A Poitiers, un professeur suspendu 5 ans pour « harcèlement psychologique »
Un professeur de droit de l'Université de Poitiers s'est vu interdire d'exercer son métier pour une durée de 5 ans. Le motif : "harcèlement psychologique".
Le média local 7 à Poitiers, qui a révélé l’information, évoque « une décision rarissime en France ». Le 19 juillet dernier, la section disciplinaire de l’université de Poitiers a suspendu un professeur de droit d’exercice de sa fonction pour 5 années.
Cette interdiction a été motivée entre autres par des faits de « harcèlement psychologique » auprès d’étudiantes.
Des motifs qui accablent le professeur de droit
La rédaction du site, qui a longuement enquêté, relate que l’Université lui reproche « d’avoir, depuis plusieurs années, placé des étudiantes (…) dans une situation de harcèlement psychologique, à l’occasion d’échanges électroniques dans lesquels des allusions à leur apparence physique, des demandes pressantes de rendez-vous à Paris pour la journée, et même d’effectuer en cas de réussite à l’examen un voyage à l’étranger en sa seule compagnie, ont été formulées (…) ».

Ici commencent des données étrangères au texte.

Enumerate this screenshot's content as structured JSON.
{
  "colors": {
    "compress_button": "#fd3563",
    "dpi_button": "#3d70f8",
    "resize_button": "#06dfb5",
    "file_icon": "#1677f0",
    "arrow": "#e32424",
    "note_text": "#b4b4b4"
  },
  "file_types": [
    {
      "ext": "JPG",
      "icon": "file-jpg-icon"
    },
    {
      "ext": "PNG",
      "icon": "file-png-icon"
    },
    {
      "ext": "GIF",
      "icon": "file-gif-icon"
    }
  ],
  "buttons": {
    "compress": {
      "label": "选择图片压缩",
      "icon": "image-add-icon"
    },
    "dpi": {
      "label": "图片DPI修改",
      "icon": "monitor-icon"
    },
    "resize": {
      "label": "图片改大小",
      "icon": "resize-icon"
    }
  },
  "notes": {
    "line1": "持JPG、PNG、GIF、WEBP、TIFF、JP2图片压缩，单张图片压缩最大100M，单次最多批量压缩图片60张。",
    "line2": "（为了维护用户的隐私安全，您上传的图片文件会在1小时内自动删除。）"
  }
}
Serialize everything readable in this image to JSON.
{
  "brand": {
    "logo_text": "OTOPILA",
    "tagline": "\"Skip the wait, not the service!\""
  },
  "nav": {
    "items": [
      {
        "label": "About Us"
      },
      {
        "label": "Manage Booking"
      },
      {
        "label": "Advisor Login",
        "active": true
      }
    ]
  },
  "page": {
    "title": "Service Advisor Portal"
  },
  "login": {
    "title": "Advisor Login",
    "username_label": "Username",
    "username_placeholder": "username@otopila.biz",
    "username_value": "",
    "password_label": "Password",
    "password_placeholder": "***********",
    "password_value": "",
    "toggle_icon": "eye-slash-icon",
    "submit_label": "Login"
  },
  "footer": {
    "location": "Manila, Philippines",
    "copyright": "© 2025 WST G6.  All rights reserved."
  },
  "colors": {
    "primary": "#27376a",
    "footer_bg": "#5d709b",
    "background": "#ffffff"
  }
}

Mais d’autres motifs sont également invoqués, comme ceux faisant référence à une « Pression inadmissible sur les étudiants », des « expulsions pendant son cours », des « propos grossiers et choquants », ou encore un « mode de communication non éthique avec sa hiérarchie, ses collègues ».
Le professeur va faire appel de la décision
7 à Poitiers est parti à la recherche d’étudiantes concernées par ce « harcèlement ». Il relaie quelques extraits de courriers électroniques auprès de certaines d’entre elles : Oh ! La jolie brune pulpeuse ! (…) Est-ce parce que ça vous embête qu’on vous trouve ‘pulpeuse’ ou parce que vous vous imaginiez que ma préférence va au genre magazine de mode ? ». Ou encore : « Pourquoi rougissez-vous quand je vous regarde ? ».
Le professeur nie et évoque « une violation délibérée des droits de la défense », tout en estimant que son « honneur professionnel est bafoué ». Le Conseil national de l’enseignement supérieur et de la recherche, auprès duquel il a interjeté appel, devra statuer.